Beşikçi: Selîmî’nin idamından dolayı derin bir hüzün yaşamaktayım'
İran Kürdistan Demokrat Partisi pêşmergesi, Mustafa Selîmî’nin idamından dolayı çok derin bir acı, hüzün yaşamaktayım. Bu acı, hüzün, sadece, değerli pêşmerge Mustafa Selîmî’nin kendisiyle, çocuklarıyla, ailesiyle ilgili değildir, aynı zamanda, Kürdlerin, Kürdistan’ın geleceğiyle de ilgilidir.
Bu yazıda, süreçle ilgili olarak Komala’nın ve Azadi Hareketi’nin açıklamalarına yer vermek istiyorum.
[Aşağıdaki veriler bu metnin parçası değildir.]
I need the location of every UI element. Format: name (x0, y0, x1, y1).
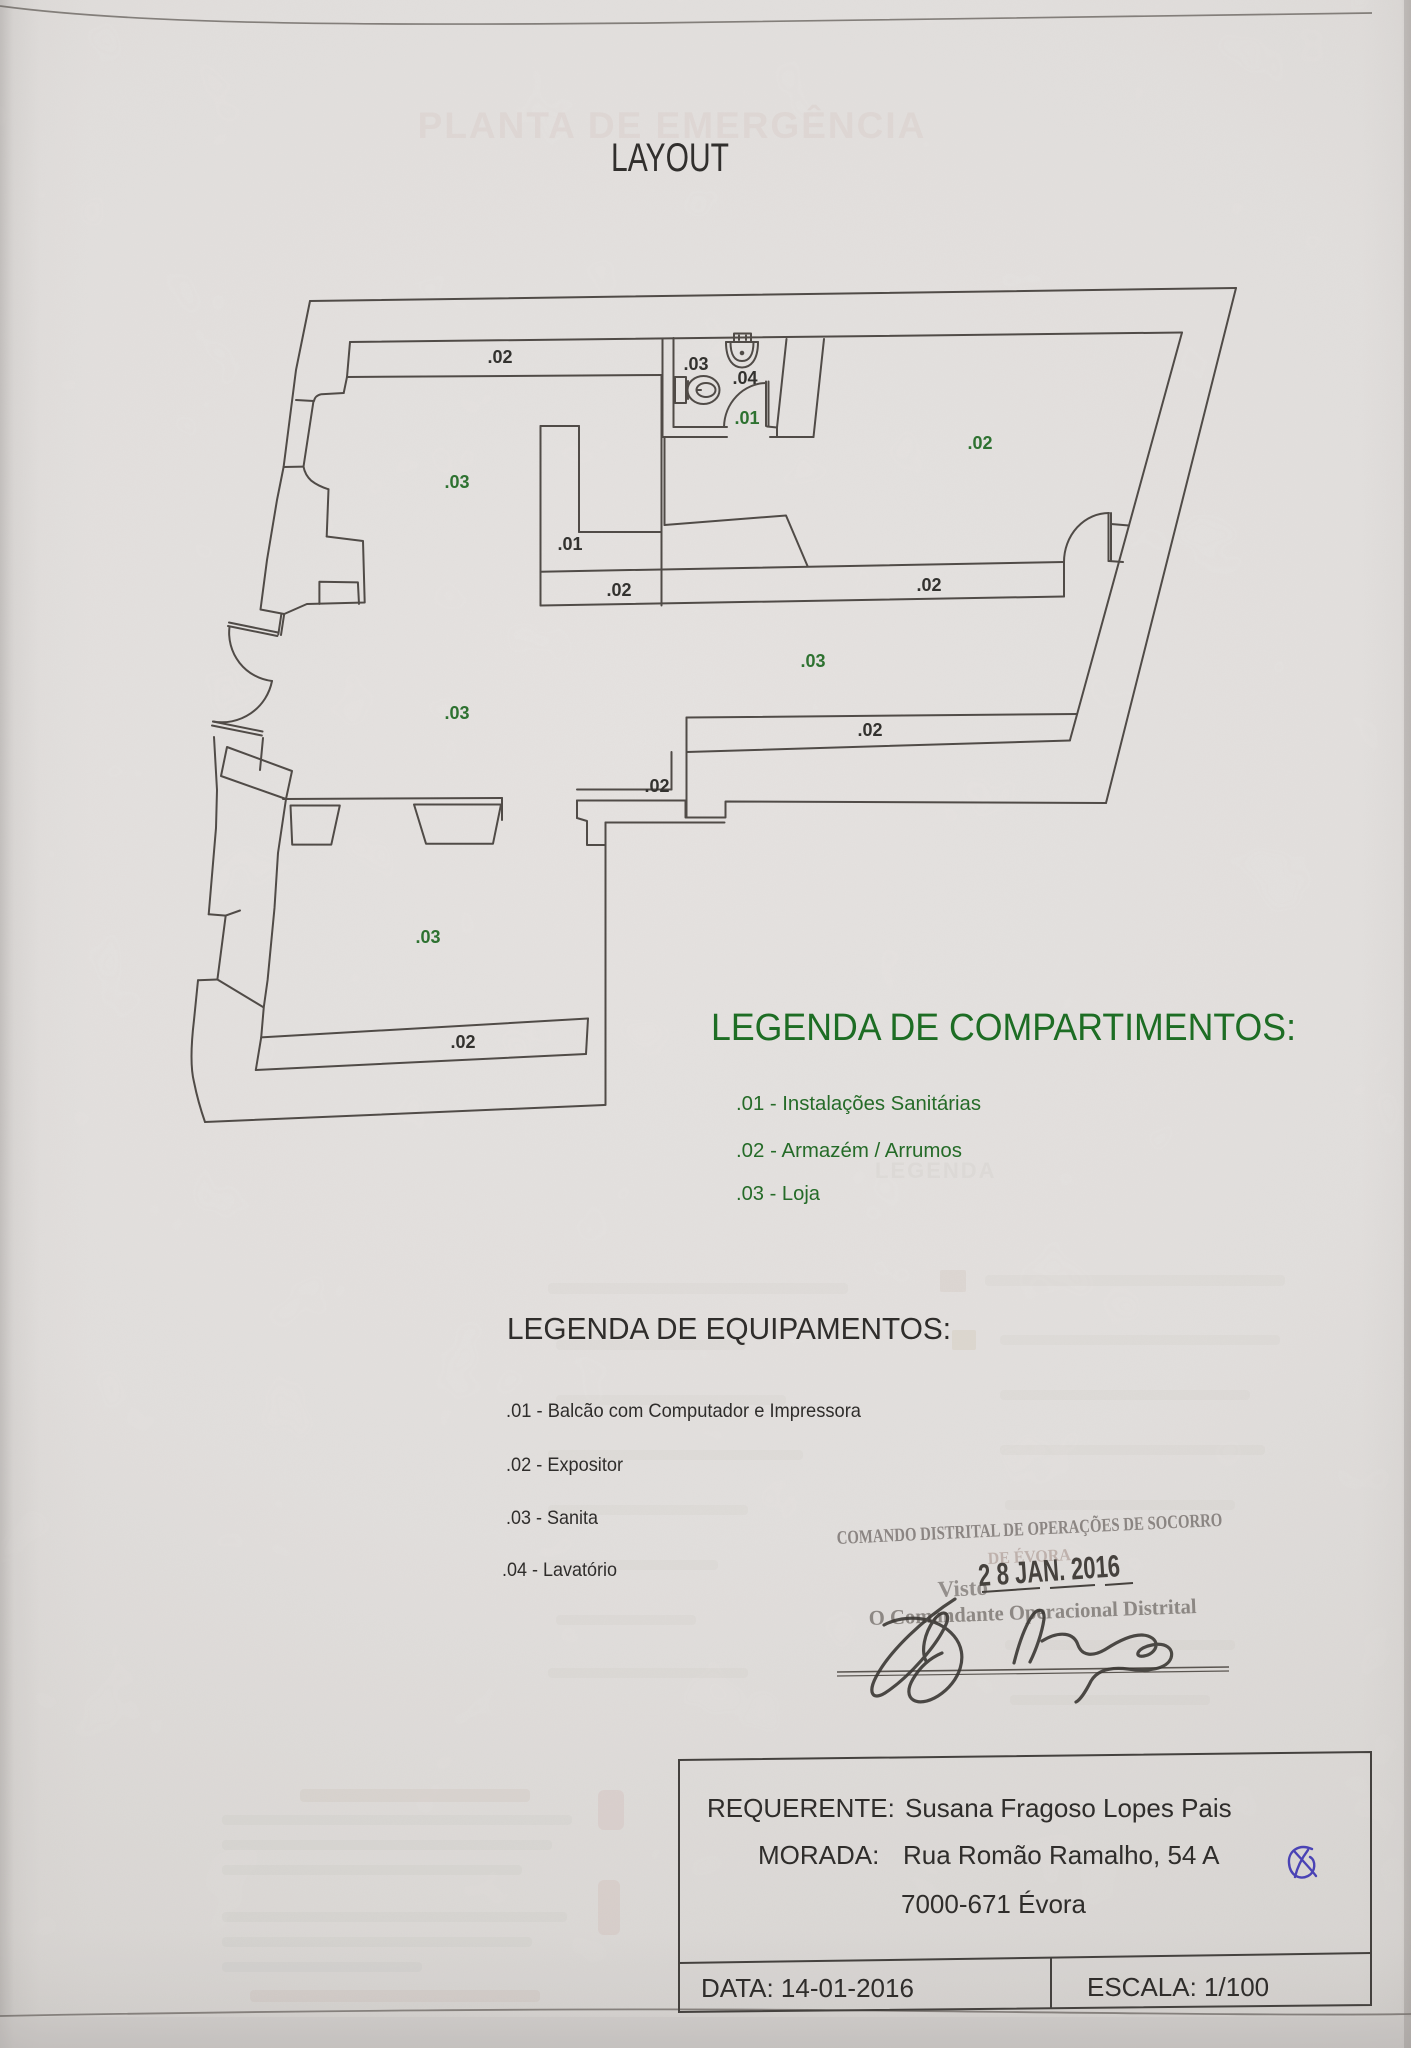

Daha sonra da, Kemalizm Ve Kürd Ulusal Sorunu-I kitabının yazarı Evin Çiçek’in genel bir değerlendirmesi yer alacak.
Komala’nın, 11 Nisan 2020 tarihi açıklaması şöyledir:
BasNews – İran Devrimci ve Emekçiler Topluluğu (Komala) yaptığı açıklamada, Mustafa Selimi’nin Kürdistan Bölgesi Sınır Güvenlik Güçleri tarafından tutuklanarak İran’a teslim edildiğini belirtti.
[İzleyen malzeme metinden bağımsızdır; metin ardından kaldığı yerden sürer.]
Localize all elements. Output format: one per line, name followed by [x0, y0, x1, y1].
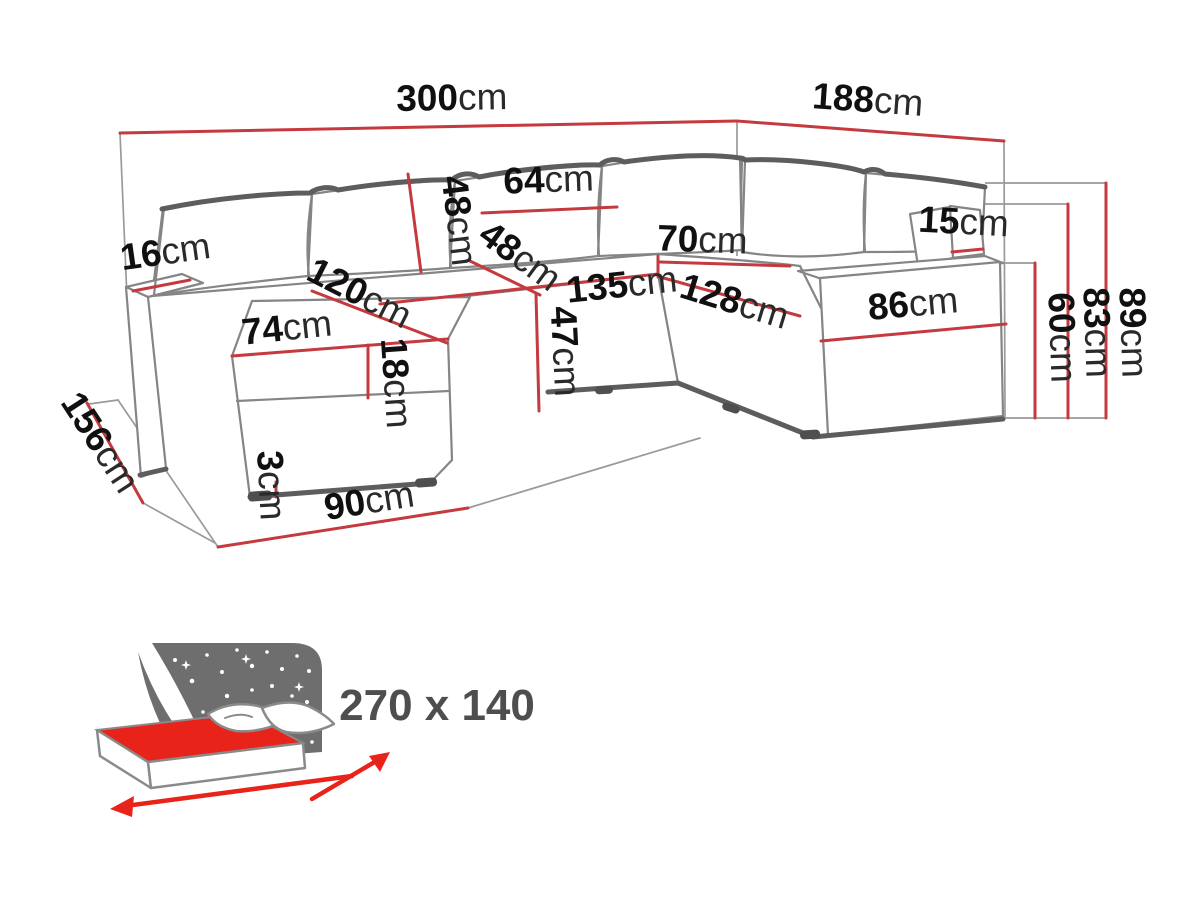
star	[220, 670, 224, 674]
back-pillow-right-1	[742, 160, 866, 257]
dim-label-seat-height: 47cm	[543, 305, 589, 398]
star	[280, 667, 284, 671]
sofa-dimension-diagram: 300cm 188cm 16cm 48cm 64cm 48cm 70cm 15c…	[0, 0, 1200, 900]
star	[310, 740, 314, 744]
dim-label-total-depth-right: 188cm	[811, 75, 925, 124]
bed-width-arrowhead	[110, 796, 134, 817]
dim-line-total-depth-right	[737, 121, 1004, 141]
star	[270, 684, 274, 688]
star	[265, 650, 269, 654]
star	[250, 688, 254, 692]
sleeping-function-icon	[97, 643, 390, 817]
star	[290, 694, 294, 698]
star	[295, 654, 299, 658]
dim-label-cushion-thickness: 18cm	[373, 337, 420, 430]
left-arm-front-face	[126, 287, 166, 477]
star	[250, 664, 254, 668]
dim-label-leg-height: 3cm	[249, 449, 294, 521]
dim-label-total-height: 89cm	[1111, 287, 1155, 379]
diagram-canvas: 300cm 188cm 16cm 48cm 64cm 48cm 70cm 15c…	[0, 0, 1200, 900]
dim-label-corner-seat-width: 70cm	[657, 217, 749, 261]
floor-tick-front	[145, 504, 215, 543]
sofa-leg	[595, 386, 613, 395]
star	[180, 700, 184, 704]
star	[201, 710, 205, 714]
dim-label-back-pillow-width: 64cm	[503, 157, 595, 201]
star	[235, 648, 239, 652]
star	[173, 658, 177, 662]
star	[205, 653, 209, 657]
dim-label-arm-back-pillow: 15cm	[917, 199, 1010, 245]
dim-label-total-width: 300cm	[396, 76, 508, 119]
star	[305, 700, 309, 704]
star	[190, 679, 195, 684]
sofa-leg	[415, 477, 438, 488]
sleeping-area-label: 270 x 140	[339, 681, 535, 730]
star	[307, 669, 311, 673]
sofa-leg	[800, 429, 821, 439]
dim-line-total-width	[120, 121, 737, 133]
dim-label-right-arm-length: 86cm	[866, 279, 960, 328]
star	[225, 694, 229, 698]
Komala kendi internet sitesinden yayınladığı açıklamada, Mustafa Selimi’nin Doğu Kürdistanlı bir parti üyesi olma suçlamasıyla İran’da tutuklanarak cezaevine atıldığını ve bir süre önce bir kaç arkadaşı ile birlikte cezaevinden firar ederek, Kürdistan Bölgesine geçtiklerini dile getirdi.
Açıklamanın devamında, Mustafa Selimi’nin Kürdistan Bölgesi Sınır Güvenlik Güçleri tarafından tutuklandığı ve idam edilmeden bir süre önce Kürdistan Bölgesi Emniyet Güçleri tarafından İran’a teslim edildiğine dikkat çekti.
Kürdistan Yurtseverler Birliği (YNK) içerisinde yer alan 16 Ekim ihanet şebekesi, Mustafa Selimi’nin Pencewin’e gelmesinden sonra tutuklanması ve İran’a teslim edilmesinde rol oynadığı belirtiliyor. İhanet şebekesi tarafından İran’a teslim edilen Mustafa Selimi, İran tarafından idam edildi.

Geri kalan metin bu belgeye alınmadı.